My question is, was a hood tac an option for the 67 GTO. I've been looking at tons of pictures of 67 GTO's. Very few have the tac and some do. Thanks :confused


----------



## GTO JUDGE (May 14, 2005)

bayou4us said:


> My question is, was a hood tac an option for the 67 GTO. I've been looking at tons of pictures of 67 GTO's. Very few have the tac and some do. Thanks :confused


Yes it was, the hood tach is a big boy. Big compared to '68 on up. I like hood tachs, gives it that special GTO look.
Was part of the rally gauge cluster. Both shared the same 444 option code which means if the car had the rally gauge cluster it came with the hood tach. 84.26 option.


----------



## bayou4us (Nov 27, 2011)

So there are different size tacs? I did notice the 67 does look kinda big!


----------



## GTO JUDGE (May 14, 2005)

bayou4us said:


> So there are different size tacs? I did notice the 67 does look kinda big!


Yes, its considerably larger.


----------



## bayou4us (Nov 27, 2011)

Cool. Thanks. I'm still collecting parts at this point. Need to start searching for the tac.


----------



## GTO JUDGE (May 14, 2005)

bayou4us said:


> Cool. Thanks. I'm still collecting parts at this point. Need to start searching for the tac.

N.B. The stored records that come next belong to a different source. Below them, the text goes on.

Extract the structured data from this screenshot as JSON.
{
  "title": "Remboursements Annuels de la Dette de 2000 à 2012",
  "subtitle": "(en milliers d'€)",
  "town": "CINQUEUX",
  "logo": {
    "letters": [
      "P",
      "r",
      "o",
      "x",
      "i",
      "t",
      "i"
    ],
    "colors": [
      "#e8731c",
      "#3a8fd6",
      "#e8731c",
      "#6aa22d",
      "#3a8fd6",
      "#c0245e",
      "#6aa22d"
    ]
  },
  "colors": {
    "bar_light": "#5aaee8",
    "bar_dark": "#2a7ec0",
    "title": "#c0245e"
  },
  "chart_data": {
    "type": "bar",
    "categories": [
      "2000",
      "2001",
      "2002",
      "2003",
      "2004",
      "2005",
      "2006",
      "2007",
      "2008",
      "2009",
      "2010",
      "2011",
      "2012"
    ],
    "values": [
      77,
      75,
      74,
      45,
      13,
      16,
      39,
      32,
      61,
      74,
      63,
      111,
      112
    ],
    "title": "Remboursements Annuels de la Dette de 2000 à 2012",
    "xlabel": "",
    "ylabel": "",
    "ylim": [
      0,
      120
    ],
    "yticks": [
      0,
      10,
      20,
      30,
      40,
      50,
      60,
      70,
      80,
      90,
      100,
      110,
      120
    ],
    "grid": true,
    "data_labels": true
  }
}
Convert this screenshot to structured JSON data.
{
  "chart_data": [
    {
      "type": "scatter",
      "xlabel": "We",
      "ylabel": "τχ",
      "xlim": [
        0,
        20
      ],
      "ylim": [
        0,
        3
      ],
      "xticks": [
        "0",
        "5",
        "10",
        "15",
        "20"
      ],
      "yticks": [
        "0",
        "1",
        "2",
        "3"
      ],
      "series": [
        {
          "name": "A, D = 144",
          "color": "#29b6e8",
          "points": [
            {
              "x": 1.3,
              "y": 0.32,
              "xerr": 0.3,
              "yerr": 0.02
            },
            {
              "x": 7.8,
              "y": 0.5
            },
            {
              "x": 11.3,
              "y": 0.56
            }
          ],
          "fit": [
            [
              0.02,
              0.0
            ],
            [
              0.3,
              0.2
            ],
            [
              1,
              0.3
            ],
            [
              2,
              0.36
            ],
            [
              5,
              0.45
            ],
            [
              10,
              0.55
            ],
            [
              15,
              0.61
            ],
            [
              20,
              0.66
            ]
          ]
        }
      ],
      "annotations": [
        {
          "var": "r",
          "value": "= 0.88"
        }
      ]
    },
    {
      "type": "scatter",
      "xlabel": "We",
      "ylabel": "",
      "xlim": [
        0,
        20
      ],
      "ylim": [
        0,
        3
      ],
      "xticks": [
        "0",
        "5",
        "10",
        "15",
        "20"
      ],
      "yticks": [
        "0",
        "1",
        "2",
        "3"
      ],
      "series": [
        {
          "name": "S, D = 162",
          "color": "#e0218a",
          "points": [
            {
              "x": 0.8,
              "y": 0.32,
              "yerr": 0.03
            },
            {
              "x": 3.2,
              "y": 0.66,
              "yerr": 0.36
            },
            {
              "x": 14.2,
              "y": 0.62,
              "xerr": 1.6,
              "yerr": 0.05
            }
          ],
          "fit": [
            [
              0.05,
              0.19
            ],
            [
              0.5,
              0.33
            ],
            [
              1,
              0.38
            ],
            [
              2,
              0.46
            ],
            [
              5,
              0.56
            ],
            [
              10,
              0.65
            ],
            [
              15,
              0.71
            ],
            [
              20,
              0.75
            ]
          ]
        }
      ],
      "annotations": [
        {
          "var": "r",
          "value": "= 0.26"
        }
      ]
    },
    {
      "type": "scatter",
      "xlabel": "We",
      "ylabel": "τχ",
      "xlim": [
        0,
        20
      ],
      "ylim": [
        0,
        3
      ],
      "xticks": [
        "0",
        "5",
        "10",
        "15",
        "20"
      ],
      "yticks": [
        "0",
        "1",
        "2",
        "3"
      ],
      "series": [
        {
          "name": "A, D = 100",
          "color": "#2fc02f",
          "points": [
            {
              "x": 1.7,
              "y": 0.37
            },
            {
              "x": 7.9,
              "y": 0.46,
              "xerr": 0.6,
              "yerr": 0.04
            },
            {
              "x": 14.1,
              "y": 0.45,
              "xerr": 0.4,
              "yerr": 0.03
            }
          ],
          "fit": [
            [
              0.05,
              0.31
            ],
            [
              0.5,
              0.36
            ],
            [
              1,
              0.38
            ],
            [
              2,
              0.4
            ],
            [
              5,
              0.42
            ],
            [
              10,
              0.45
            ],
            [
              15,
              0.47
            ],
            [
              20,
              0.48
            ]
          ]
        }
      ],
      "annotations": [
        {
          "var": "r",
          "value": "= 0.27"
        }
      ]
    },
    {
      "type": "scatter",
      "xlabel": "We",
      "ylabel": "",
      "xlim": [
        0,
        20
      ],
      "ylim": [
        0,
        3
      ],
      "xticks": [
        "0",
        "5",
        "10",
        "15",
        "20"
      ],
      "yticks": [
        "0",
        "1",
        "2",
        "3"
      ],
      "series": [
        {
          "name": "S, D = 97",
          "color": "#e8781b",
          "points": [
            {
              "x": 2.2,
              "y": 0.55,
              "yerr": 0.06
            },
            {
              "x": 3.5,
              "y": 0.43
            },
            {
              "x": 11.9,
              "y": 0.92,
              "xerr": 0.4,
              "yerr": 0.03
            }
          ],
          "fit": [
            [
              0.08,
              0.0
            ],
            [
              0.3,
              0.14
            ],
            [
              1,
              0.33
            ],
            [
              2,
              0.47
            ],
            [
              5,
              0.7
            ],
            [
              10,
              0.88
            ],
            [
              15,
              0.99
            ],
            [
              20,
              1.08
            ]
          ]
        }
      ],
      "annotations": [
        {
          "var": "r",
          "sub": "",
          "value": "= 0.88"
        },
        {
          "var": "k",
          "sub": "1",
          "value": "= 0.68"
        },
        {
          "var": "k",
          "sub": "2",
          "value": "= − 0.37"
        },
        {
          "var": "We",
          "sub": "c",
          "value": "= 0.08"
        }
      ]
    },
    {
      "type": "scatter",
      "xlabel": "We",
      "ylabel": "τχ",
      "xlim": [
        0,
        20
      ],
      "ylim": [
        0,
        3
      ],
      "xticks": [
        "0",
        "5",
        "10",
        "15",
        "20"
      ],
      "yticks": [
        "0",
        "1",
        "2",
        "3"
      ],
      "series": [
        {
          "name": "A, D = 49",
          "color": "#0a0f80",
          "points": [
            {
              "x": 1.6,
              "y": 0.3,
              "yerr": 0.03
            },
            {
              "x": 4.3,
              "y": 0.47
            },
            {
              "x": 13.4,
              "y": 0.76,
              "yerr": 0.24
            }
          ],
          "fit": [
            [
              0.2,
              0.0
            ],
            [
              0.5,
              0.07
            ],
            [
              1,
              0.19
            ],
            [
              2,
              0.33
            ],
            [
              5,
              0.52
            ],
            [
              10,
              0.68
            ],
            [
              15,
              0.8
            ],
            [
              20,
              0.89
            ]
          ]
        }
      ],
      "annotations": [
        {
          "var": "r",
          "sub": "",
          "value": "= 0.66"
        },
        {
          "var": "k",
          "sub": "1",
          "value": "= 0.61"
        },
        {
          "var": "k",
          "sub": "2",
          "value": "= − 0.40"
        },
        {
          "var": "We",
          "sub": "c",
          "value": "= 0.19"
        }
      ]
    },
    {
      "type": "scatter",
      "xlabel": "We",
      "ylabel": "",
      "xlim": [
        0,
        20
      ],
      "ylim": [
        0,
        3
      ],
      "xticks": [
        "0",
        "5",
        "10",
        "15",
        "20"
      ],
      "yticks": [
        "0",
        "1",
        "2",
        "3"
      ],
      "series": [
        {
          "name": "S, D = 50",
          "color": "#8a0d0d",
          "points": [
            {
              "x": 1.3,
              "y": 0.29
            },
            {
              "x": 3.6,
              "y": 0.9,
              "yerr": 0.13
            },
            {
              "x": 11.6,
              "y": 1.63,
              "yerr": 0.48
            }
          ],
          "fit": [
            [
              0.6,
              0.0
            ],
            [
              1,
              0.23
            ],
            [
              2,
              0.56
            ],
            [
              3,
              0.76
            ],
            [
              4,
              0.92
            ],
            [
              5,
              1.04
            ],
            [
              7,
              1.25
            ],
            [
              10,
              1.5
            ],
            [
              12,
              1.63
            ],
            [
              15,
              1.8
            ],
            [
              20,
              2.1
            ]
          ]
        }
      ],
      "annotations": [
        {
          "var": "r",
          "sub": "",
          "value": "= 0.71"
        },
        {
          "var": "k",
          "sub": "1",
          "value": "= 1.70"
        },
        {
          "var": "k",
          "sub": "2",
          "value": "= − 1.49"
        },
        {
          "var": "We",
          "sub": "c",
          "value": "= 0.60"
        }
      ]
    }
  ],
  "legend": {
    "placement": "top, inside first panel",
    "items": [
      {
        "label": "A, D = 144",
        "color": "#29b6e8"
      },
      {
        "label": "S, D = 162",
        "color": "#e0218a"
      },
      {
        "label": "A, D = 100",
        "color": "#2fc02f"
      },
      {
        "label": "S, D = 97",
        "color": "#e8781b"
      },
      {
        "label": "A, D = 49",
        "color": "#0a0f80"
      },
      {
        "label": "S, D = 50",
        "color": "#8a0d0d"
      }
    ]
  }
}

Be warned if looking for an original. A big drawback was calibration issues with those back then. Slamming the lid shut was cause to have them not operate properly. The ones offered by PY and Ames, you won't have that issue. Just a heads up.


----------



## 67/04gto (Jan 15, 2005)

plus the oringal ones fogged up ,the 67 was the first year for the hood tach option,i dont remember what the correct redline is for it.the 67 like said above is the taller one,68 on was the lil one.


----------



## Eric Animal (Oct 28, 2007)

5200 rpm....


----------



## GTO JUDGE (May 14, 2005)

bayou4us said:


> Cool. Thanks. I'm still collecting parts at this point. Need to start searching for the tac.


The hood-tach could have been ordered without the rally gauge cluster. Red-line began at 5100 rpm (according to the redbook)


----------



## bayou4us (Nov 27, 2011)

Thanks again for the great information!!:seeya:


----------